Pendidikan Merata untuk 3T: UNDHA AUB Surakarta Bangun Kolaborasi Nasional dan Kembangkan Program S3

SOLO – Universitas dan lembaga perguruan tinggi tidak hanya berperan mencerdaskan kehidupan bangsa atau mencetak lulusan sebagai agen perubahan. Lebih dari itu, perguruan tinggi menjadi rumah bagi ilmu pengetahuan, penelitian, serta pusat lahirnya generasi muda yang siap mengabdikan diri kepada masyarakat.

Melalui proses pendidikan di kampus, mahasiswa dibekali pengetahuan dan keterampilan yang kelak dapat didedikasikan untuk kepentingan publik, termasuk bagi para generasi muda di daerah 3T (Tertinggal, Terluar, Terdepan) yang masih memerlukan perhatian khusus dalam pembangunan pendidikan.

Konstitusi melalui Pasal 31 Ayat 1 UUD 1945 menyatakan bahwa setiap warga negara berhak mendapatkan pendidikan yang layak. Hak tersebut mencakup akses pendidikan dan kualitas pembelajaran yang setara bagi seluruh lapisan masyarakat.
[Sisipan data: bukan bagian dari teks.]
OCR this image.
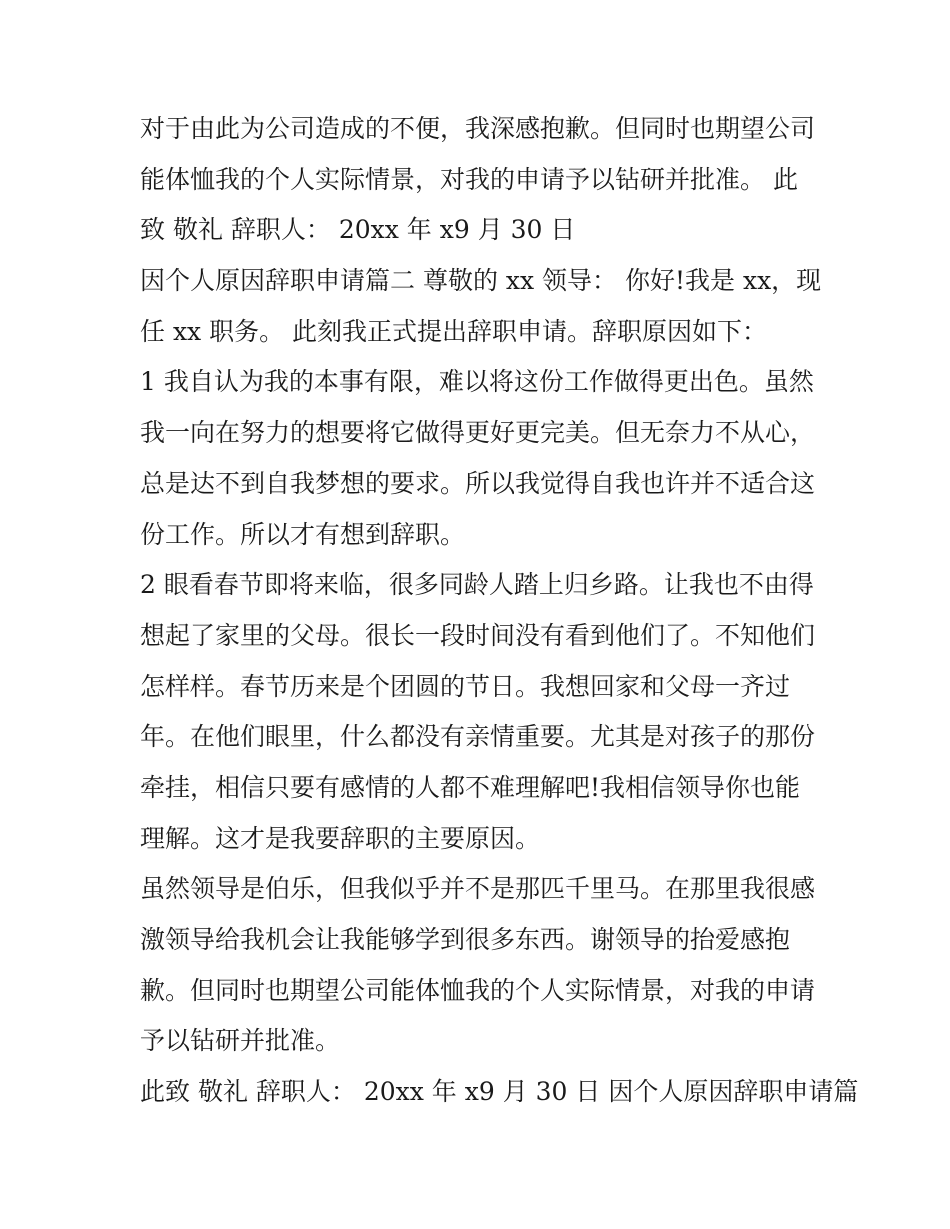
对于由此为公司造成的不便，我深感抱歉。但同时也期望公司
能体恤我的个人实际情景，对我的申请予以钻研并批准。 此
致 敬礼 辞职人： 20xx 年 x9 月 30 日
因个人原因辞职申请篇二 尊敬的 xx 领导： 你好!我是 xx，现
任 xx 职务。 此刻我正式提出辞职申请。辞职原因如下：
1 我自认为我的本事有限，难以将这份工作做得更出色。虽然
我一向在努力的想要将它做得更好更完美。但无奈力不从心，
总是达不到自我梦想的要求。所以我觉得自我也许并不适合这
份工作。所以才有想到辞职。
2 眼看春节即将来临，很多同龄人踏上归乡路。让我也不由得
想起了家里的父母。很长一段时间没有看到他们了。不知他们
怎样样。春节历来是个团圆的节日。我想回家和父母一齐过
年。在他们眼里，什么都没有亲情重要。尤其是对孩子的那份
牵挂，相信只要有感情的人都不难理解吧!我相信领导你也能
理解。这才是我要辞职的主要原因。
虽然领导是伯乐，但我似乎并不是那匹千里马。在那里我很感
激领导给我机会让我能够学到很多东西。谢领导的抬爱感抱
歉。但同时也期望公司能体恤我的个人实际情景，对我的申请
予以钻研并批准。
此致 敬礼 辞职人： 20xx 年 x9 月 30 日 因个人原因辞职申请篇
Karena itu, pemerataan pendidikan menjadi tanggung jawab bersama, tidak hanya pemerintah tetapi juga perguruan tinggi negeri maupun swasta.

Hal tersebut disampaikan oleh Ketua Yayasan Karya Dharma Pancasila Universitas Dharma AUB (UNDHA AUB) Surakarta, Dr. Anggoro Panji Nugroho, M.M, saat membahas peran lembaga pendidikan dalam mewujudkan pemerataan pendidikan di Indonesia.
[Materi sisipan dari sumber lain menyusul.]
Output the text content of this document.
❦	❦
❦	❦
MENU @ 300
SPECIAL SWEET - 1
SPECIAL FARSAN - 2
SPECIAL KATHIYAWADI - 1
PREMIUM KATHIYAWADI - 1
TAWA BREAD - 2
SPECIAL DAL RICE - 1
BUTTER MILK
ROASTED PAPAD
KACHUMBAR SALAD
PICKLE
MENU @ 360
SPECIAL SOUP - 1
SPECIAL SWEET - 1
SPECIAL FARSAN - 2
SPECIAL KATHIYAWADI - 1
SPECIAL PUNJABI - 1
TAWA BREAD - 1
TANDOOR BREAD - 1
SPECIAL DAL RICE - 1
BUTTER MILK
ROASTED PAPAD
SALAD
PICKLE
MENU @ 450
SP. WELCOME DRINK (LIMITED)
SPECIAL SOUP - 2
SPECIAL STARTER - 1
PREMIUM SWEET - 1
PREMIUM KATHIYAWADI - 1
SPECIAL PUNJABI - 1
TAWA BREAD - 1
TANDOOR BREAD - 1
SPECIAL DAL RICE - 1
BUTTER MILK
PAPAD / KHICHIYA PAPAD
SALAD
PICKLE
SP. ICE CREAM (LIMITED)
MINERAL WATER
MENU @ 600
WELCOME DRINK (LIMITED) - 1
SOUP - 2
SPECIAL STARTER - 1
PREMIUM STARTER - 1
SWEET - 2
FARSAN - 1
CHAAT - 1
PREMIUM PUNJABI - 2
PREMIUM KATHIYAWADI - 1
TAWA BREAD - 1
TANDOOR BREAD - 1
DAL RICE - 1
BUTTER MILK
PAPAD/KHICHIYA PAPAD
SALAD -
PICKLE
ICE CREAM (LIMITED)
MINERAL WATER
Sebagai salah satu perguruan tinggi swasta tertua di Soloraya, UNDHA AUB berkomitmen mengambil bagian dalam upaya pemerataan tersebut. Salah satunya dengan menjalin kolaborasi bersama tokoh masyarakat, lembaga swasta, dan pemerintah di berbagai wilayah 3T untuk mendorong generasi muda melanjutkan pendidikan tinggi di UNDHA AUB Surakarta.
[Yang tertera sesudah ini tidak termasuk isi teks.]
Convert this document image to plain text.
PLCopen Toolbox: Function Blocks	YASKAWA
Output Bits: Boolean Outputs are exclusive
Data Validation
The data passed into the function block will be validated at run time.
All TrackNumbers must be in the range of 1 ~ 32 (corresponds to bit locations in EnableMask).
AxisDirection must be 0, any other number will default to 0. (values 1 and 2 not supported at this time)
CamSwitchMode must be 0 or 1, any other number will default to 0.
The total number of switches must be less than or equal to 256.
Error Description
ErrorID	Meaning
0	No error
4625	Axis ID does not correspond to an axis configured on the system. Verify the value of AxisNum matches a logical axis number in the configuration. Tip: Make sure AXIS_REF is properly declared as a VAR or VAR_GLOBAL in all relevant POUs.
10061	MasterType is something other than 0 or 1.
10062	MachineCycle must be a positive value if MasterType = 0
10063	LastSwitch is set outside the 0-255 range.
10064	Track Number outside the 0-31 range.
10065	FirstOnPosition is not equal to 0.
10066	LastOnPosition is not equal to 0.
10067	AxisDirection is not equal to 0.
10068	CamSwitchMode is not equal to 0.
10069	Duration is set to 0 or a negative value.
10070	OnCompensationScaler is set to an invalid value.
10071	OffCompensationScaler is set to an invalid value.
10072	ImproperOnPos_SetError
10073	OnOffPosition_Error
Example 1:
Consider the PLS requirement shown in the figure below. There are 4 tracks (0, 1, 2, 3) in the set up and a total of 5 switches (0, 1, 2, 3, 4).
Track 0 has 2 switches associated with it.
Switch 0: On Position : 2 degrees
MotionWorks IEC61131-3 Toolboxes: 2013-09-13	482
“Kolaborasi seluruh pihak adalah keniscayaan apabila kita ingin mewujudkan pendidikan yang adil dan setara,” ujar Anggoro. Ia juga menyoroti persoalan pemerataan tenaga kesehatan di daerah 3T yang hingga kini masih minim tenaga medis.

Sebagai bagian dari kontribusi terhadap agenda nasional, UNDHA AUB Surakarta berencana mengajukan pembukaan Program Studi Kedokteran kepada Kementerian Pendidikan, untuk memenuhi kebutuhan tenaga medis sekaligus memperluas cakupan program studi yang dimiliki kampus.

Rencana tersebut menjadi bagian dari program jangka menengah dan panjang kampus, meski tetap membutuhkan persiapan matang baik dari sisi sarana maupun prasarana. Dengan adanya fakultas kedokteran, UNDHA AUB berharap dapat memperluas jaringan keilmuan, tidak hanya di bidang bisnis, manajemen, dan komputer, tetapi juga di bidang kesehatan.

Saat ini UNDHA AUB juga telah memperkuat reputasi akademiknya melalui pembukaan Program Doktor (S3 Ilmu Manajemen) yang memulai perkuliahan pada semester Tahun 2026. Program tersebut menjadi salah satu pilar penting dalam meningkatkan kualitas pendidikan tinggi yang berkelanjutan.

“Tahun semester 2026 ini program S3 sudah dimulai. Semoga semakin memperkuat semangat pengabdian civitas akademika kepada bangsa dan negara,” ungkapnya.

Visi pengabdian tersebut sejalan dengan semangat para pendiri AUB Surakarta, yang sejak awal menjadikan pendidikan sebagai jalan perjuangan setelah era kolonialisme. Baginya, pemerataan pendidikan bagi anak-anak di daerah 3T bukan hanya bentuk kepedulian, tetapi sudah menjadi kewajiban moral dan akademik yang harus terus dijalankan.

Melalui berbagai program dan pengembangan yang sedang direncanakan, UNDHA AUB Surakarta berharap dapat terus memperluas jaringan keilmuan sesuai kebutuhan zaman serta menghadirkan akses pendidikan yang berkualitas bagi seluruh lapisan masyarakat.